I am reading "Linear Algebra Done Right 3rd Edition" by Sheldon Axler.
There is the following exercise in this book:
23 Suppose $V$ is finite-dimensional and $U$ and $W$ are subspaces of $V$. Prove that $(U \cap W)^0 = U^0 + W^0$.
$U^0$ is the set of linear functionals $\phi$ on $V$ such that $\phi(x) = 0$ for all $U$.
$W^0$ is the set of linear functionals $\phi$ on $V$ such that $\phi(x) = 0$ for all $W$.

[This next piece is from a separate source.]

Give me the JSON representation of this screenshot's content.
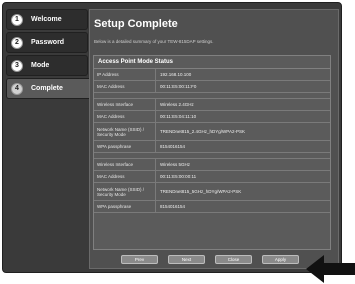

$(U \cap W)^0$ is the set of linear functionals $\phi$ on $V$ such that $\phi(x) = 0$ for all $U \cap W$.
I think the assumption $\dim V < +\infty$ is not necessary.
But the author assumed that $\dim V < +\infty$.
Why?
My solution is here:
If $\phi \in (U \cap W)^0$, then $\phi(x) = 0$ for all $x \in U + W$.
Since $U \subset U + W$ and $W \subset U + W$, $\phi(x) = 0$ for all $x \in U \cap W$.
Conversely, if $\phi \in U^0 + W^0$, $\phi = \phi_1 + \phi_2$ for some $\phi_1 \in U^0$ and $\phi_2 \in W^0$.
For all $x \in U \cap W$, $\phi(x) = \phi_1(x) + \phi_2(x) = 0 + 0 = 0$.
So, $\phi \in (U \cap W)^0$.
Best Answer
Regarding your solution: it looks like you have not proven that $(U \cap W)^0 \subset U^0 + W^0$.
This is incorrect.
I'm not sure what you're trying to prove here, since we already have $\phi \in (U \cap W)^0$, which by definition means that $\phi(x) = 0$ for all $x \in U \cap W$.
This is correct. Indeed, we have $U^0 + W^0 \subset (U \cap W)^0$, even in the infinite-dimensional setting.